Lui refuse les lauriers. Il considère « concevoir des produits plutôt que des œuvres d’art », comme il l’affirmait à Eurogamer en 2009. Si son discours est parfois confondant d’humilité, ses pairs ne s’y sont pas trompés. Ico est unanimement reconnu comme un jeu phare par d’innombrables créateurs, du cinéaste Guillermo del Toro au cinéma au créateur français de jeux vidéo David Cage, en passant par le guitariste de Radiohead, Jonny Greenwood.

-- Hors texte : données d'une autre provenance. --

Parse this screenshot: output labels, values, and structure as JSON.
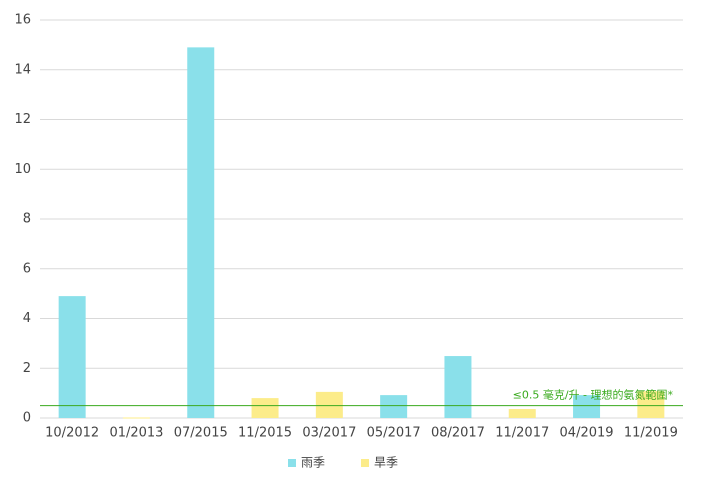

Perfectionniste, il aura mis six ans (de retard) à accoucher de The Last Guardian. « Fondamentalement, mon mot d’ordre est de réussir à aller au bout de mes idées de départ », se contente-t-il d’expliquer à Eurogamer. Tout juste convient-il de l’ambition de départ derrière son tout premier titre, Ico : concevoir un jeu qui se débarasse des codes habituels des jeux vidéo.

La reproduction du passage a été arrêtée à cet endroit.